Missing asteroids in our solar system may be the handiwork of rampaging giant planets as they migrated to their current positions, according to a new computer simulation.
/ Source: Space.com

Missing asteroids in our solar system may be the handiwork of rampaging giant planets as they migrated to their current positions, according to a new computer simulation.

Scientists have known that planets such as Jupiter, Saturn, Uranus and Neptune migrated during the first several million years of early existence. The new simulation showed that the giant planets would have disturbed many asteroids as they fled the scene, leaving behind "footprints" that match the real-life patterns in the main asteroid belt.

"It really showed evidence that the footprints of planet migration are visible today in asteroid distribution," said David Minton, a planetary sciences researcher at the University of Arizona in Tucson.

Patterns of planet migration
Previous evidence has suggested that the giant planets once formed a more compact huddle. But their gravitational interactions with the then-larger Kuiper Belt, an icy region beyond Neptune filled with comet-like bodies, ended up fueling a migration.

"Each time the planets tossed these Kuiper Belt objects around, they would move a little," Minton told SPACE.com.

Jupiter ended up moving slightly closer to the sun, while the other giant planets moved farther apart from both the sun and each other. Minton and Renu Malhotra, another planetary scientist at the University of Arizona, wanted to examine possible aftereffects of that unstable period.

Gaps as evidence
They first looked at the current configuration of the main asteroid belt between Mars and Jupiter, which has remained largely stable for 4 billion years. Astronomers had discovered a series of gaps in the main belt known as Kirkwood gaps back in the 1860s. These unstable regions are relatively empty of asteroids because of Jupiter's and Saturn's current gravitational influence.

The researchers started their simulation with a uniform distribution of main belt asteroids larger than 30 miles (50 km) in diameter, but ended up with far more than what actually remains in real life. The simulated asteroid belt matched the real asteroid belt quite well on the sunward-facing sides of the Kirkwood gaps, but the real asteroid belt is largely devoid of asteroids on the Jupiter-facing sides.

That puzzle came together only when Minton and Malhotra ran other simulations which included the giant planet migration. The simulated asteroid patterns then matched up "surprisingly well" with the current main belt configuration, Minton said.

Collateral damage
Giant planets may have scarred our solar system in other ways. The inner system planets suffered a period of heavy bombardment around 3.9 billion years ago, which some scientists argue may have represented a spike in asteroid impacts rather than just the normal planetary formation chaos.

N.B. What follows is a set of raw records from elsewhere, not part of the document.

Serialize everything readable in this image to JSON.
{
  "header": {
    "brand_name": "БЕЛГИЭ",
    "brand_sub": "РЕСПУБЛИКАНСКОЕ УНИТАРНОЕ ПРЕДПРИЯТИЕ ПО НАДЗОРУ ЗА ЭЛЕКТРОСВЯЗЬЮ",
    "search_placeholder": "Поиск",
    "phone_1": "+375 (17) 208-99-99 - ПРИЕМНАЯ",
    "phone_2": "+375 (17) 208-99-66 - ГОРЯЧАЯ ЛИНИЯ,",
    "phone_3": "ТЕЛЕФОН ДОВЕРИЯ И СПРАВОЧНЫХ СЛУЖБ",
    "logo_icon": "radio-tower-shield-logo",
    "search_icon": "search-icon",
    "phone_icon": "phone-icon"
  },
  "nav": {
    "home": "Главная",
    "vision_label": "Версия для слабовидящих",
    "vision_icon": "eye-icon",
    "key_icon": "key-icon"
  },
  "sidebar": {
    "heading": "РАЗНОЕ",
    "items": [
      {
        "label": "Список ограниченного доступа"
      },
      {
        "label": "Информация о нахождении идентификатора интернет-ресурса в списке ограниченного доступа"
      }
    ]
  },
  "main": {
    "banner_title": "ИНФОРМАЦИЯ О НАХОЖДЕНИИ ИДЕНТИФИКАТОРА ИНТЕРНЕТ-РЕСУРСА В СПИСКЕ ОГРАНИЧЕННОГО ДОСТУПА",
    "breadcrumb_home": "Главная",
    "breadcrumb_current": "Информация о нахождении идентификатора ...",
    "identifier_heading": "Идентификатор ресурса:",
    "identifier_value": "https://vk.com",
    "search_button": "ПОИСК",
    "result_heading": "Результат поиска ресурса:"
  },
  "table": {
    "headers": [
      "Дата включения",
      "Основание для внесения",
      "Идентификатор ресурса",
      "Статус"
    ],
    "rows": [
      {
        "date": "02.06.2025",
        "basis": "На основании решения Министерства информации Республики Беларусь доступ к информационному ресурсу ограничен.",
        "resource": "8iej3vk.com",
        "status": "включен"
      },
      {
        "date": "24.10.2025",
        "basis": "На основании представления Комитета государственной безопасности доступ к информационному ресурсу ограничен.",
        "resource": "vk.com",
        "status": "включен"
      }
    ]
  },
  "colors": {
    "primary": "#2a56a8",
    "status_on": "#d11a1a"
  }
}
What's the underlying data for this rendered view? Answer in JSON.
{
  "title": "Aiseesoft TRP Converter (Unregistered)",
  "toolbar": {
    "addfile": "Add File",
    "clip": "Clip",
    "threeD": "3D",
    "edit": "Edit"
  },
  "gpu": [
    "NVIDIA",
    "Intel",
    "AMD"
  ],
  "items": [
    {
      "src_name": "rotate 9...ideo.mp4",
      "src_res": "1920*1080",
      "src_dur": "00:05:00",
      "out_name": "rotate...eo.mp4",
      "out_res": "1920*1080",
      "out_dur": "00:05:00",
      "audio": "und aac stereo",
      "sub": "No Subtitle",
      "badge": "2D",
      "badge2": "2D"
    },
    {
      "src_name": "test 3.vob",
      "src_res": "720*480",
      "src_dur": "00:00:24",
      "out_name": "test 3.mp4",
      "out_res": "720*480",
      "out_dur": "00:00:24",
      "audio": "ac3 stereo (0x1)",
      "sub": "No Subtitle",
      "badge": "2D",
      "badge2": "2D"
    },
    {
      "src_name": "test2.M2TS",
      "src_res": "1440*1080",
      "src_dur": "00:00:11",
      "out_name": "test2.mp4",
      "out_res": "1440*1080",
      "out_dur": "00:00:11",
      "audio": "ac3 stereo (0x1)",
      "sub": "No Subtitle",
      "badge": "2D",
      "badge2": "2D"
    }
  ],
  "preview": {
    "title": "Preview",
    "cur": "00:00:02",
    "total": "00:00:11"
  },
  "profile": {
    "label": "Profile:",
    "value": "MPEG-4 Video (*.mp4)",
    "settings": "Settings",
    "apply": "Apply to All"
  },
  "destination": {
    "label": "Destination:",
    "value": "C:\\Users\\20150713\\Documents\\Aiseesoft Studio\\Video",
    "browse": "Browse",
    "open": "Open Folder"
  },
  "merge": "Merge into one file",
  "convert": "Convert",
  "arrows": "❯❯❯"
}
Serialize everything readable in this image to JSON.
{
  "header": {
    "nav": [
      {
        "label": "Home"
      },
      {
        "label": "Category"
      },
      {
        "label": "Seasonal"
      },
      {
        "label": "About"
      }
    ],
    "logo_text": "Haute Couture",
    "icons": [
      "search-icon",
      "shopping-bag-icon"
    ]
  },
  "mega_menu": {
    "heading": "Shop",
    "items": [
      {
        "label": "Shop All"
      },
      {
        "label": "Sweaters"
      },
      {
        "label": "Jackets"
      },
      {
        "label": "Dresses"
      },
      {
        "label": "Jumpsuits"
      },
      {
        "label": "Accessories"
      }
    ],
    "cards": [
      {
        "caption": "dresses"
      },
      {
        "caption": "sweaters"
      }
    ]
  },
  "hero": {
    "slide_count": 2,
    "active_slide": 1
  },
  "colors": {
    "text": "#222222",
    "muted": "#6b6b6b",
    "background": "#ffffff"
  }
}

The new simulation may hint at the bombardment as being a collateral effect of the violent planet exodus, when main belt asteroids went zipping off like stray bullets.

"We can't say from this study when that migration happened, but it's a good plausible mechanism," Minton noted. "Once the asteroids get kicked out of the asteroid belt, they have to go somewhere. Earth, the moon and Mars are all great targets for these asteroids."

However, full closure on this case will have to wait for more evidence to turn up.